Ride On’s passion to support people to cycle more is also driven by their awareness that cycling has so many benefits for the rider and our wider environment. These include improved physical and mental health, lowering carbon footprint and reducing pollution.

They are still a volunteer-based organisation, aiming to create a place where the local community can visit and talk about bikes, exercise, road safety, join cycle training (for any age), learn to ride, get bike maintenance, get help with route planning and all things bike-related with their “can-do” attitude volunteers.

Bike Bank Project: An Upskilling Success Story

Bike Bank, an Exeter Community Initiatives (ECI) project is also going from strength to strength since ECI and Ride On Cycling for All teamed up to run bike maintenance workshops at Ride On’s base at Exeter Quay.

The aim of Bike Bank is to create a supportive workshop where vulnerable adults can learn practical skills in refurbishing bikes, both for their own benefit and for others.
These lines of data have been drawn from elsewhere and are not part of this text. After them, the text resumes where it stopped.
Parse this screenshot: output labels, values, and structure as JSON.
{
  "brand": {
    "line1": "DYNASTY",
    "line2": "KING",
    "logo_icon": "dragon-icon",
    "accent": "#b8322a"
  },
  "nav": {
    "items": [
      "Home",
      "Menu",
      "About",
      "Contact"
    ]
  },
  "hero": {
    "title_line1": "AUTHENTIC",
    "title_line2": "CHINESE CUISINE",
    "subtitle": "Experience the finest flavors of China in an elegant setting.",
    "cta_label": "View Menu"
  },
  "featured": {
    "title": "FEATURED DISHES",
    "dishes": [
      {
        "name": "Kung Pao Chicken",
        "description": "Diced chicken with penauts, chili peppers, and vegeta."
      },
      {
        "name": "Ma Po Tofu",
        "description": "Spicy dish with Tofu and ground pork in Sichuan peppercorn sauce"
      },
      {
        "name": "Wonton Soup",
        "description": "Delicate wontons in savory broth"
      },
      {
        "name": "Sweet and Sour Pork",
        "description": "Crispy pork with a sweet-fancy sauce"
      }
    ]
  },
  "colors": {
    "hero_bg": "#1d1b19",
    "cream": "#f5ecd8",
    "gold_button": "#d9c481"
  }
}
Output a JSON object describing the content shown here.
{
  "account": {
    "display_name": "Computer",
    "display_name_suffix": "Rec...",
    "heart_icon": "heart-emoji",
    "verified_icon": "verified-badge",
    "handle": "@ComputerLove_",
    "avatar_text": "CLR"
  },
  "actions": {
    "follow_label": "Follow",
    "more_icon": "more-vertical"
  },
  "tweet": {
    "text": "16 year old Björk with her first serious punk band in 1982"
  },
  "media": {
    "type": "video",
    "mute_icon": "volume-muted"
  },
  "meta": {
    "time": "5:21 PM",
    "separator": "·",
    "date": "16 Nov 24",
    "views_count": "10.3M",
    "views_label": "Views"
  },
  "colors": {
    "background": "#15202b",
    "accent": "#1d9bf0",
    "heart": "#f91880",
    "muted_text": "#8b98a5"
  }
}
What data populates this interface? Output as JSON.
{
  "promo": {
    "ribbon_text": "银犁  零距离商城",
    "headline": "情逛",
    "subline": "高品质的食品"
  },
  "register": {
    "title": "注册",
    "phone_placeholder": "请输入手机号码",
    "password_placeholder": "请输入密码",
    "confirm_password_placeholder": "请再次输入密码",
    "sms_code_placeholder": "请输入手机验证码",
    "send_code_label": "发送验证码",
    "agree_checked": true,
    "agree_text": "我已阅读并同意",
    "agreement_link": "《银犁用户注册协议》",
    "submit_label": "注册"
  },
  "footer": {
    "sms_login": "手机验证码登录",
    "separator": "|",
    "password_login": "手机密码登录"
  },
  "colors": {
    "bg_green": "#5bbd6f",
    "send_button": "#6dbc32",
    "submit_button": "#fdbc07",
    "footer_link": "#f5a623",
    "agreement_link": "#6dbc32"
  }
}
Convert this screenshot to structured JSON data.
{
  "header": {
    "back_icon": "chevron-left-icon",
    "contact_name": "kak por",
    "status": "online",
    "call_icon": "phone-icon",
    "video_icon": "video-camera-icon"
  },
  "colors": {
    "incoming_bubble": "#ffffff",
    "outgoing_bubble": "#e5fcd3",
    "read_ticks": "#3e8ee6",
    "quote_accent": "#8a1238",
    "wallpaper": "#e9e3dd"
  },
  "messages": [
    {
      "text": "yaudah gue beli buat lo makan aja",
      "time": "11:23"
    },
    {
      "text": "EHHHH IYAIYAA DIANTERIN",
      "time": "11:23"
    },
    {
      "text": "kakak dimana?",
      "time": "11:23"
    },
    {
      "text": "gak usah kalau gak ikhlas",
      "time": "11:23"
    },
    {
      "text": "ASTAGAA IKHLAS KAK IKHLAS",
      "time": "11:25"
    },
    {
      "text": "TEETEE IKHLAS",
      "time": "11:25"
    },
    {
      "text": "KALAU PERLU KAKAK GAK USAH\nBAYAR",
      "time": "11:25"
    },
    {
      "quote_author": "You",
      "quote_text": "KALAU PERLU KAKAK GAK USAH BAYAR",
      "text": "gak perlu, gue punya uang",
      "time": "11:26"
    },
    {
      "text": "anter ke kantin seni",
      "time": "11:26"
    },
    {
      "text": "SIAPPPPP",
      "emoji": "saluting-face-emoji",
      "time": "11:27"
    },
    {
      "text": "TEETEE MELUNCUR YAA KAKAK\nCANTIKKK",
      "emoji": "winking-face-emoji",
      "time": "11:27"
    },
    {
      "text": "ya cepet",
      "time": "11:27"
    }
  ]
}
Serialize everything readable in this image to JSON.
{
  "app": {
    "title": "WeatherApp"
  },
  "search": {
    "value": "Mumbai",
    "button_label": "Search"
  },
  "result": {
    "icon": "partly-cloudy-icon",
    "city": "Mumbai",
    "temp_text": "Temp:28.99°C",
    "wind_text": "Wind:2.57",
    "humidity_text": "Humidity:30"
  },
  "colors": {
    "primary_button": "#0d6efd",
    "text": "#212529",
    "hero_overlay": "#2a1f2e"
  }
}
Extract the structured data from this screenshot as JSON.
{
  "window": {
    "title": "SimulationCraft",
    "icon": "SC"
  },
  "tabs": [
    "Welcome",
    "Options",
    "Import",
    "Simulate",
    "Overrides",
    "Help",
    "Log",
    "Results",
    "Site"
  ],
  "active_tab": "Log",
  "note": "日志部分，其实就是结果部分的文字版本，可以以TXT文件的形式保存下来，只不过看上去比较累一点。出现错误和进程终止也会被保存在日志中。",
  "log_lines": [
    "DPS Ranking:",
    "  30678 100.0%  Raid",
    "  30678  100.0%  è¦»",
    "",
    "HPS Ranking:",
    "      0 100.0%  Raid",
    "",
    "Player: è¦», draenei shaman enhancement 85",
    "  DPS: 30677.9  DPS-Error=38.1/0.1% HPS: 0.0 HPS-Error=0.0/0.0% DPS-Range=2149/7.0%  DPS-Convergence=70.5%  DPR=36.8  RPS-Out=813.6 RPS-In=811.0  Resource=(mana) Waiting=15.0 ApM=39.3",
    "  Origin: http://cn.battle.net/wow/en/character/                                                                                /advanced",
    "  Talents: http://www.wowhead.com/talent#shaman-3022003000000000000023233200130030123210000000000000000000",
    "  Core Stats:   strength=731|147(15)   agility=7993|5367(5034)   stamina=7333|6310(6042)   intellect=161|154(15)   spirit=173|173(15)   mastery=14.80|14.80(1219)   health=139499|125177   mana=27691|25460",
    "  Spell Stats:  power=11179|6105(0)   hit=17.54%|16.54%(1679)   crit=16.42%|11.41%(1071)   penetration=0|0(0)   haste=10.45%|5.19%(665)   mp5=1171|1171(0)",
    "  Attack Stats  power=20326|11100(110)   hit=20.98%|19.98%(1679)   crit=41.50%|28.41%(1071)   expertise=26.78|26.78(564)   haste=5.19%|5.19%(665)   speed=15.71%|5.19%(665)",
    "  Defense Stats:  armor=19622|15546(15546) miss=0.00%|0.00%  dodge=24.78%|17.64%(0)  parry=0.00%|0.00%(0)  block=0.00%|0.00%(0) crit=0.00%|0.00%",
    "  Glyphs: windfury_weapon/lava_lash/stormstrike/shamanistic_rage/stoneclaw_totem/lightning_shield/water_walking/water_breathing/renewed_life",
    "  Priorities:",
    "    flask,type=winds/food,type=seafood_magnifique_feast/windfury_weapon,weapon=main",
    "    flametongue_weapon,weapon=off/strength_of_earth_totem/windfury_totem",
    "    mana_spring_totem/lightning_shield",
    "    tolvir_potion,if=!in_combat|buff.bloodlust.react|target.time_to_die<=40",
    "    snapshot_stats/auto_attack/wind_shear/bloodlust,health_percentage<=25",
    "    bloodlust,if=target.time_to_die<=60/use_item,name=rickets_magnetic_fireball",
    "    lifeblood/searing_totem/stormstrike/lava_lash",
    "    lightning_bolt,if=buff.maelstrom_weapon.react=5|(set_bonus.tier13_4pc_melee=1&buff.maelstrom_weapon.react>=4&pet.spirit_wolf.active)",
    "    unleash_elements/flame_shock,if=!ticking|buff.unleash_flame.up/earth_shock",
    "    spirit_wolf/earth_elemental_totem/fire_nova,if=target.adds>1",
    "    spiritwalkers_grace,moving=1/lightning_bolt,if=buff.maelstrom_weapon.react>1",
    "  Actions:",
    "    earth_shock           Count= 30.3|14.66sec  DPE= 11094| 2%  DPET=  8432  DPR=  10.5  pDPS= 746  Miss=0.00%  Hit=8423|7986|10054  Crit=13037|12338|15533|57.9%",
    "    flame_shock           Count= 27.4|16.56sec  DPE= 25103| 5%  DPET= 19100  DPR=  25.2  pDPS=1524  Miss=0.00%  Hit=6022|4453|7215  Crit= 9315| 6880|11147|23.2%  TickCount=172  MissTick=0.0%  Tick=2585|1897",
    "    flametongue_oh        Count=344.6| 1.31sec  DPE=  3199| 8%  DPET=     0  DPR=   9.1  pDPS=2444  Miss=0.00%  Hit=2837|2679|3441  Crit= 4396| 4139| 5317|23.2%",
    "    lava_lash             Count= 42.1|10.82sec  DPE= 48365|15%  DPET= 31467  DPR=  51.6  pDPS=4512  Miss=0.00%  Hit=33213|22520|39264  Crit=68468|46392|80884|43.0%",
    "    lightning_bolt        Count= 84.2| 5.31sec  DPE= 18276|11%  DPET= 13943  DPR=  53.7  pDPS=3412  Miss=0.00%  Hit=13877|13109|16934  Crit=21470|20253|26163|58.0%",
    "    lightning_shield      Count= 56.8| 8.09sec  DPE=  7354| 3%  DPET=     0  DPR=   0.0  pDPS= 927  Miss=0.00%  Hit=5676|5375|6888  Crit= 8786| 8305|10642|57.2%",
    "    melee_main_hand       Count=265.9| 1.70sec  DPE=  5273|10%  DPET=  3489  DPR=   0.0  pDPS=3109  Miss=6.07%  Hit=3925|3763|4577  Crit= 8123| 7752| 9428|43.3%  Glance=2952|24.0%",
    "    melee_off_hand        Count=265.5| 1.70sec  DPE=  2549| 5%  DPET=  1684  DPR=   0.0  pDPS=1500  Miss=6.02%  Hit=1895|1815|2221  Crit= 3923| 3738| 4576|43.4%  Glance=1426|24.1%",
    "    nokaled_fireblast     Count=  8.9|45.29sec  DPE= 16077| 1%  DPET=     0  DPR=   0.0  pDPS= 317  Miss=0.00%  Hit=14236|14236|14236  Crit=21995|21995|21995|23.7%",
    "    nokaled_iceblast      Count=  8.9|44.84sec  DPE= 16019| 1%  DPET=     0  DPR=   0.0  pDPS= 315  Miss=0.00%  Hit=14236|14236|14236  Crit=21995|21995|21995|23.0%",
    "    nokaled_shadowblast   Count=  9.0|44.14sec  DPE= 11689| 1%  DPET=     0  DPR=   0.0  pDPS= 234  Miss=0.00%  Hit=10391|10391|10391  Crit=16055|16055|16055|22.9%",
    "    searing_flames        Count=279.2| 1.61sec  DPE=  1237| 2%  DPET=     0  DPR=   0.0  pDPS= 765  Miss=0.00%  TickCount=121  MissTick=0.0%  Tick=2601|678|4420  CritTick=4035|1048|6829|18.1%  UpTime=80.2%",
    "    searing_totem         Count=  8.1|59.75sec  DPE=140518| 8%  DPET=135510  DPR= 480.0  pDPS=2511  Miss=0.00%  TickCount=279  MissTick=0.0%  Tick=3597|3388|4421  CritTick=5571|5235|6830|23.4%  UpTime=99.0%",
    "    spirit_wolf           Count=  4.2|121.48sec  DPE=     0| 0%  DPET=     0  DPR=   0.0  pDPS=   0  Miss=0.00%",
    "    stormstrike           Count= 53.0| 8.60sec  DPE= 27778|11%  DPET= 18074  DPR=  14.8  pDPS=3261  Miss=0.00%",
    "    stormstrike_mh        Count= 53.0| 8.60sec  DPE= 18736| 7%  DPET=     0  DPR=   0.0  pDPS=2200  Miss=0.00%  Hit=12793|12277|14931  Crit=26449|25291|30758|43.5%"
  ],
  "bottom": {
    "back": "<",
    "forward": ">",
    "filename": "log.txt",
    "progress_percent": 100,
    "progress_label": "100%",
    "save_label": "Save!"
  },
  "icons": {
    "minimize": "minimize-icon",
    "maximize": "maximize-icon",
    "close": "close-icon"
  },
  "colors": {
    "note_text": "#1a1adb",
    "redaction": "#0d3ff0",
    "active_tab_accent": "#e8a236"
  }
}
As part of this initiative, Ride On provides ‘hands- on’ training in a supportive environment.

Bike Bank attendee, Jeff, is an ex-Navy refrigeration and air conditioning engineer suffering from Post-Traumatic Stress Disorder.

Jeff hasn’t been able to work for a while but says that the Bike Bank training is helping him mentally and helping to challenge his brain. Jeff says:

“I’ve learned how to index gears properly, change cables and set V brakes up. It’s also good to get out and speak to more people – it’s great to have adult conversation! And it’s nice that at the end of this I can hopefully volunteer and get involved.”


For more information on what Ride On do and to see some case studies of their work, visit their blog at https://www.rideoncycling.org/blog/



  • Ride On have put 3489 bicycles back into use since the charity was formed in 2011.
  • In 2019, they put 680 bicycles back into use.
  • In 2020, 519 bicycles were refurbished, despite being closed for two months and having to reduce their volunteer mechanic numbers to allow for social distancing.
  • In 2019/20 their volunteers donated 2031 hours of their time.
  • In 2019/20 over 200 self-service “Bring Your Own Bike” sessions were supported.
  • In 2019/20 38 people attended Ride On’s training courses, an increase of 50% on the previous year.


In 2019/20 Ride On put 693 bicycles back into use. According to Cycling UK, each cyclist rides an average of 1,104 miles – roughly 21 miles a week. This means that their bikes were ridden for a total of 760,656 miles. This is equivalent to one person cycling 19 times around the world. More usefully, 1,104 miles is the equivalent of cycling from Exeter to Exmouth and back once a month, or cycling across the City three times a week.

The average passenger vehicle produces 411 grams of carbon per mile driven. If Ride On’s accumulated mileage cycled replaced journeys by car, this would equate to a carbon reduction of 216 tonnes.

Exeter City Futures has set out a carbon road map for Exeter to save 317,551 tonnes of carbon by 2030 so Ride On’s saving represents 0.06% of this target. A small contribution from Ride On, but it all adds up, and their contribution to getting more people cycling and reducing Exeter’s carbon footprint is clearly increasing.